Victoria’s Minister for Women and Family Violence Prevention Gabrielle Williams is also advocating that the federal government increase protections for migrants experiencing domestic violence, including women on temporary visas.
“The Commonwealth must provide access to legal services, specialized policing and income support to a wider range of temporary visa holders who have survived domestic violence, and consider revising regulations on migration to provide legal protection to survivors on temporary visas, ”said Ms. Williams.
More than $ 3.5 billion has been invested in services in Victoria – including the Orange Door network – since the Royal Commission on Domestic Violence, including forms of violence disproportionately suffered by migrants and refugees such than forced marriages and dowry-related abuses.
A spokesperson for the Home Office said that in the 2021-2022 budget, $ 10.3 million was invested over two years to expand a pilot program of the Department of Social Services supporting temporary visa holders suffering from domestic violence.
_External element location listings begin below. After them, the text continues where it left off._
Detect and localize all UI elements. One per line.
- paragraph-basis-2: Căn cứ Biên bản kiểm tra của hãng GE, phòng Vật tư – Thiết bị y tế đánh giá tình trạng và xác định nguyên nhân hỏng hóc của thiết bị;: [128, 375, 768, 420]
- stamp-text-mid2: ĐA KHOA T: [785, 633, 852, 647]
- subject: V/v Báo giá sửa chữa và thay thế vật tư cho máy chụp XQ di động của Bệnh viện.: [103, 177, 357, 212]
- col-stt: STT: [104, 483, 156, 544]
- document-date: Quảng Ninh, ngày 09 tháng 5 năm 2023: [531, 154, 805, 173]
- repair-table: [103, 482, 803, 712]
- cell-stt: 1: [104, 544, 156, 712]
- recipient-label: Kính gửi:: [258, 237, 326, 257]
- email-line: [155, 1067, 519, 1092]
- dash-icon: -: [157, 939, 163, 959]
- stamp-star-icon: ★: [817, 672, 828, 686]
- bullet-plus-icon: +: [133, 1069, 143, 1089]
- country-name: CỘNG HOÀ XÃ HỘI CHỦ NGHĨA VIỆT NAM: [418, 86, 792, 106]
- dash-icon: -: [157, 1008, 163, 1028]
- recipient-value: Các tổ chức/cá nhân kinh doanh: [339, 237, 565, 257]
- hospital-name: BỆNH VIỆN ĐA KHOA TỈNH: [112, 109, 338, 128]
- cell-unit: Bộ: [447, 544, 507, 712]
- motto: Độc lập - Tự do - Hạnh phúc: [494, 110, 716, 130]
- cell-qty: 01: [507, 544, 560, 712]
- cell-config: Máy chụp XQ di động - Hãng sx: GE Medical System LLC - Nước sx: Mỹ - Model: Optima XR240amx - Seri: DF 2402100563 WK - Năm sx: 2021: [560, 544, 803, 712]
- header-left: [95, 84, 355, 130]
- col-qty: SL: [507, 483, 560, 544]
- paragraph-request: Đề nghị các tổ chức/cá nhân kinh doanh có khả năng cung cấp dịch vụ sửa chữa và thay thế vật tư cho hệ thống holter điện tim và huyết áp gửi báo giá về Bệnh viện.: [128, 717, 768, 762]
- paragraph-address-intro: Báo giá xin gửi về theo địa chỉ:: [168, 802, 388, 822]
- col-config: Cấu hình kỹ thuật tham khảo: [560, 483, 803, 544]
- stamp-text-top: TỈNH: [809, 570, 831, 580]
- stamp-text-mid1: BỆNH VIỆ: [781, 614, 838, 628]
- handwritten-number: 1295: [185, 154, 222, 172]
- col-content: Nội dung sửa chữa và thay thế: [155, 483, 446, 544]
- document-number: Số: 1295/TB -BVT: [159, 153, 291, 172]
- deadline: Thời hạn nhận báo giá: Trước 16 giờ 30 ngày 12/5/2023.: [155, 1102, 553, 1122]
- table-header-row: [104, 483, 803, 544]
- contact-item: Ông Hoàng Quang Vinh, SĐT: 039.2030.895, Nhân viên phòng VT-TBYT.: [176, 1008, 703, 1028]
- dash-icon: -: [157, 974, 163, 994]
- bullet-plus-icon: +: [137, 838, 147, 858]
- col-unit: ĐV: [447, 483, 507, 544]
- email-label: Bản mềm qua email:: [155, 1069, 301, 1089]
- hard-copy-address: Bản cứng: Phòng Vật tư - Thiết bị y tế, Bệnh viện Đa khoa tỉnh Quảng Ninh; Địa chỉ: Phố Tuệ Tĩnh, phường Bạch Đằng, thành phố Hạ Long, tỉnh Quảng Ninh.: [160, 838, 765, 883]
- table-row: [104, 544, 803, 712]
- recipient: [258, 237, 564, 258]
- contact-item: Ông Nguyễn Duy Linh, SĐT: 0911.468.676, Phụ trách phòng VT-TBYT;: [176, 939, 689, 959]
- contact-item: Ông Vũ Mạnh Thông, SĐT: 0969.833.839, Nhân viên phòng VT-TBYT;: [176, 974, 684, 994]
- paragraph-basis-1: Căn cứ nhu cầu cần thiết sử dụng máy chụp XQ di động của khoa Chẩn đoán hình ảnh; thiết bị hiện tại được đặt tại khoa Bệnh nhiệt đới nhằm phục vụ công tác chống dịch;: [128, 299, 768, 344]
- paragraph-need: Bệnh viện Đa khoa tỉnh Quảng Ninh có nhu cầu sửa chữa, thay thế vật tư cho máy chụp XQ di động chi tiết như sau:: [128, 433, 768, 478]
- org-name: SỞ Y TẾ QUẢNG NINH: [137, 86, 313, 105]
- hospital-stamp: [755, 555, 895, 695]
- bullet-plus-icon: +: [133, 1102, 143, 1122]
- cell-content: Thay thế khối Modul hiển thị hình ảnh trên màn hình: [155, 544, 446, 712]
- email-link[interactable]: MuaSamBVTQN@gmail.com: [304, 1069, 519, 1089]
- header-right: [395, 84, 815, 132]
This includes a one-time payment of up to $ 3,000 for a woman and her children – treated by the Red Cross – to cover food, shelter and medical care. Funds are also going to nine community and women’s legal centers to help access migration and legal advice.
Ms Smith said the funding was a step in the right direction, but once that $ 3,000 was lost the women were still in the same situation – unable to work, sometimes with dependent Australian children and in need of a legal support.
The federal government was specifically asked about increasing eligibility for permanent residence or government support for female temporary visa holders experiencing domestic violence, but did not respond by the deadline.
* Name changed to protect the identity of the survivor
If you or someone you know needs help, you can contact the National Domestic and Sexual Violence Counseling Service 1800 RESPECT. If you are in immediate danger, call 000.
If you need a translator, call TIS at 131 450 and have them call 1800RESPECT at 1800 737 732.